Kebutuhan Rusia akan negara-negara penyangga lebih dikarenakan faktor historis negara tersebut yang pernah beberapa kali diserang kekuatan-kekuatan asing, yaitu Mongol, Swedia, Prancis, negara-negara Barat selepas Revolusi Bolshevik, dan Jerman. Karena itu, Rusia tidak mau hal-hal tersebut terulang. Dan inilah yang dianut Putin dan lingkaran sekitarnya saat memegang Rusia sekaligus mengembalikan hegemoni masa Uni Soviet.


Sabtu, 26 Februari 2022

Kala Prancis dan Jerman Invasi Rusia, Hasilnya?

Perang antara Rusia dan Ukraina pun terjadi. Pada 24 Februari 2022, Presiden Rusia, Vladimir Putin, mendeklarasikan operasi militer skala penuh di Ukraina Timur dengan dalih melindungi warga Ukraina pro Rusia yang berada di Donbass alih-alih berupaya mendisplinkan Ukraina yang mulai mengarah pada AS dan Sekutunya usai Victor Yanukovich, Presiden Ukraina yang sebelumnya dan pro Kremlin digulingkan melalui revolusi pada 2014, yang dibalas oleh Rusia dengan mencaplok Semenanjung Krimea.

Canva

Serangan tersebut tentu saja membuat dunia internasional bereaksi terutama AS dan sekutunya yang tergabung dalam NATO dan negara-negara Eropa yang tergabung dalam Uni Eropa. Mereka mengecam dan mengancam memberikan sanksi dan embargo ekonomi. Invasi juga berpengaruh pada bidang olahraga seperti dipindahkannya final Liga Champions musim 2021-2022 dari Saint-Petersburg, Rusia, ke Saint-Dennis di Prancis serta pembatalan GP F1 di Sirkuit Sochi, Rusia.

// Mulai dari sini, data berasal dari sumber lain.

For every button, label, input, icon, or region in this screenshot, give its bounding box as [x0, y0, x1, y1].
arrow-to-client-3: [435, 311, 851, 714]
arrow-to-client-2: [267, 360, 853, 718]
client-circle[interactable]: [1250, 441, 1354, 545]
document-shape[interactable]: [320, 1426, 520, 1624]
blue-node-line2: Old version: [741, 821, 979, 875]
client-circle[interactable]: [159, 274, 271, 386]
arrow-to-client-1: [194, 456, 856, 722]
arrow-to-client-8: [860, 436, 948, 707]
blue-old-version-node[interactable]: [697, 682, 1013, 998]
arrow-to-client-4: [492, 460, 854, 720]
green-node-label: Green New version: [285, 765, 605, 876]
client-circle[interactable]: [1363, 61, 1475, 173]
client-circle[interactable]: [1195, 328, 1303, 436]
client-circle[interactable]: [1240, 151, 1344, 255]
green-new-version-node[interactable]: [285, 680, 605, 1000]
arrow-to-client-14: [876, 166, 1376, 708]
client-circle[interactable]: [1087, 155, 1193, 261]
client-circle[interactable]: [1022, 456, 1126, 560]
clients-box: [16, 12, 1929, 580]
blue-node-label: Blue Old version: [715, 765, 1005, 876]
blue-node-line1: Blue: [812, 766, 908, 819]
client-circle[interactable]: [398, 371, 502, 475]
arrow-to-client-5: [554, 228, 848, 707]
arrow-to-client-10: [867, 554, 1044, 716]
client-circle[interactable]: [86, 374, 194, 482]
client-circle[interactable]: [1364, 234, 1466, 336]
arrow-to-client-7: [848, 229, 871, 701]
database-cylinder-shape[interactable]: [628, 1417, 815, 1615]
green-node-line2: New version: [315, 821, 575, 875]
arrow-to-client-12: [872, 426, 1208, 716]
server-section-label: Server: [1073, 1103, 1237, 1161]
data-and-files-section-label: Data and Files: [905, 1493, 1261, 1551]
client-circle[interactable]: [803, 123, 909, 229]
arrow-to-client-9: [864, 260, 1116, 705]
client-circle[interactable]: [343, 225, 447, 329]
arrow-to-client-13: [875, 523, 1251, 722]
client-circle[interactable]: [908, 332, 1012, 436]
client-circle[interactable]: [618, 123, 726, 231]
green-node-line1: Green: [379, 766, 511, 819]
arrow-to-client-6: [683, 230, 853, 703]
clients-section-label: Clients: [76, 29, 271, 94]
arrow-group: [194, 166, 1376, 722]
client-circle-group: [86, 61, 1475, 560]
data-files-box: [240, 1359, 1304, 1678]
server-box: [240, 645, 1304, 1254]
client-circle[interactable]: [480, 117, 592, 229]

Banyak warganet yang tidak hanya mengecam tindakan Rusia ini, tetapi mempertanyakan tindakan AS dan Sekutunya yang diam saja. Ini tidak seperti janji-janji di awal yang menyatakan negara-negara Barat akan langsung membantu Ukraina jika diserang Rusia. Hal ini mengindikasikan bahwa sebenarnya AS dan Sekutunya takut menghadapi Rusia yang bukan lawan sembarangan karena jika ikut campur akan berimplikasi pada berkobarnya perang di Eropa juga merembet ke bagian dunia lain seperti Asia-Pasifik sehingga memunculkan Perang Dunia Ketiga.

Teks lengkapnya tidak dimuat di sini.